The BCCA’s support of the Blue & Gray has continued throughout the years. BCCA Presidents, past Presidents and Board Members continue to regularly attend the Show. In addition to those previously mentioned, the President’s list includes: Chuck Schwend, Bruce Gregg, Don & Tobi Hicks, Jerry Trowbridge, Art Zerby, Rusty Wyar, Jack Isacson, Jerry Glader, Jerry Gann, Jr., Ken Flemmons, Bob Campbell and Alan Paschedag. That’s an impressive list and each President spoke at the banquet and was accessible to the membership. In 2003, Alan Paschedag, held a BCCA Board Meeting at the Blue & Gray which offered an excellent opportunity for collectors to see the BCCA in action. Today the BCCA Board meeting is regularly scheduled event.
During the mid to late 1990’s, attendance continued to grow. Collectors continued to make special arrangements to be sure they were able to attend the Blue & Gray. It was during this period that the Show was able to book all 202 rooms in the Holiday Inn. In fact, the overflow crowd was beginning to stay at other area hotels. The early bird trend continued with some collectors arriving as early as Tuesday. Managing the Show became more demanding and a core group of Show Helpers emerged.
Robert and Ann Fondren would coordinate the morning doughnuts, which now numbered over 1000. Charlie and Ann Bacon were handling flyers, mailings and registrations. Jon Fisher became Hospitality Room Coordinator (aka the guy in charge of keeping the beer on tap). A number of other Capitol City and Richbrau Chapter members also contributed by running registration tables, assisting with set up, coordinating raffles and helping Ray as needed. Of course, Kathy Johnson, Ray’s wife has always been very supportive. Somehow, along the way they found time to add Charlie and Matthew to the family and they too have been regular attendees.
In 2000, the hotel owners changed their franchise agreement and name from Holiday Inn to Ramada. Fortunately, the hotel ownership and management did not change and the Blue Gray contract did not change either. Ray has an outstanding relationship with hotel management, which ensures our return each year. As Ray will tell you, “every year, is the first year, of our new 5 year contract”.
Blue & Gray success continued to grow over the last decade. Ray Johnson has finally entered the computer age, and traded in his yellow legal pads for an excel spreadsheet to track room assignments. The show’s continued growth was a bit surprising considering the hotel has been sold out and filled exclusively with collectors for many years. What started as a weekend overnight show has developed into “Blue & Gray Week” as because many collectors now arrive on Tuesday and stay through the Banquet on Saturday night before departing on Sunday. The trade floor now consumes the entire lobby of the hotel in addition to the original terraces. Tables are actually butted up against the hotel’s front desk leaving only a very narrow path. The trade floor is absolutely packed for at least three days and the room-to-room action is outstanding. It’s quite a scene, which every collector needs to experience at least once in his or her lifetime!

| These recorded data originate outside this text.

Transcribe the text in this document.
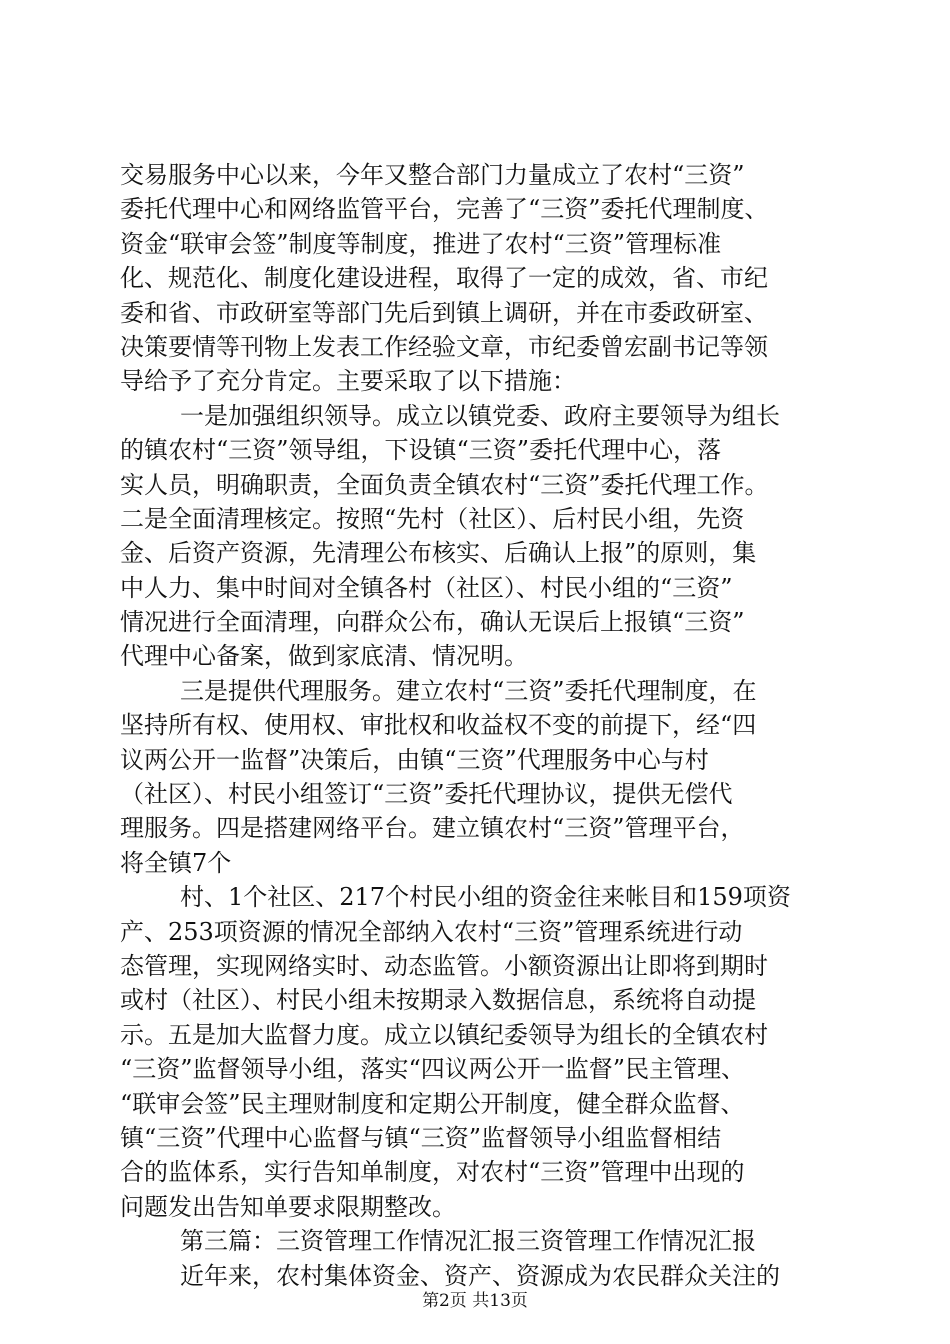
交易服务中心以来，今年又整合部门力量成立了农村“三资”
委托代理中心和网络监管平台，完善了“三资”委托代理制度、
资金“联审会签”制度等制度，推进了农村“三资”管理标准
化、规范化、制度化建设进程，取得了一定的成效，省、市纪
委和省、市政研室等部门先后到镇上调研，并在市委政研室、
决策要情等刊物上发表工作经验文章，市纪委曾宏副书记等领
导给予了充分肯定。主要采取了以下措施：
一是加强组织领导。成立以镇党委、政府主要领导为组长
的镇农村“三资”领导组，下设镇“三资”委托代理中心，落
实人员，明确职责，全面负责全镇农村“三资”委托代理工作。
二是全面清理核定。按照“先村（社区）、后村民小组，先资
金、后资产资源，先清理公布核实、后确认上报”的原则，集
中人力、集中时间对全镇各村（社区）、村民小组的“三资”
情况进行全面清理，向群众公布，确认无误后上报镇“三资”
代理中心备案，做到家底清、情况明。
三是提供代理服务。建立农村“三资”委托代理制度，在
坚持所有权、使用权、审批权和收益权不变的前提下，经“四
议两公开一监督”决策后，由镇“三资”代理服务中心与村
（社区）、村民小组签订“三资”委托代理协议，提供无偿代
理服务。四是搭建网络平台。建立镇农村“三资”管理平台，
将全镇7个
村、1个社区、217个村民小组的资金往来帐目和159项资
产、253项资源的情况全部纳入农村“三资”管理系统进行动
态管理，实现网络实时、动态监管。小额资源出让即将到期时
或村（社区）、村民小组未按期录入数据信息，系统将自动提
示。五是加大监督力度。成立以镇纪委领导为组长的全镇农村
“三资”监督领导小组，落实“四议两公开一监督”民主管理、
“联审会签”民主理财制度和定期公开制度，健全群众监督、
镇“三资”代理中心监督与镇“三资”监督领导小组监督相结
合的监体系，实行告知单制度，对农村“三资”管理中出现的
问题发出告知单要求限期整改。
第三篇：三资管理工作情况汇报三资管理工作情况汇报
近年来，农村集体资金、资产、资源成为农民群众关注的
第2页 共13页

Well, I guess that brings us to the upcoming show. The 30th Anniversary of the Blue & Gray has now passed and we move into the next decade. It’s hard to believe that it’s been (over) 30 years since that first show in a drafty Howard Johnson’s. It’s impossible to measure the friendships, collectibles and good times. Whether you are a regular at the Show, maybe have not attended the Show in a few years or have never attended the Blue & Gray, I encourage each of you to be in Fredericksburg, Virginia Presidents Day Weekend. If you make the effort to attend, be sure to make your reservations early. It’s guaranteed that you will not be disappointed. See you next year!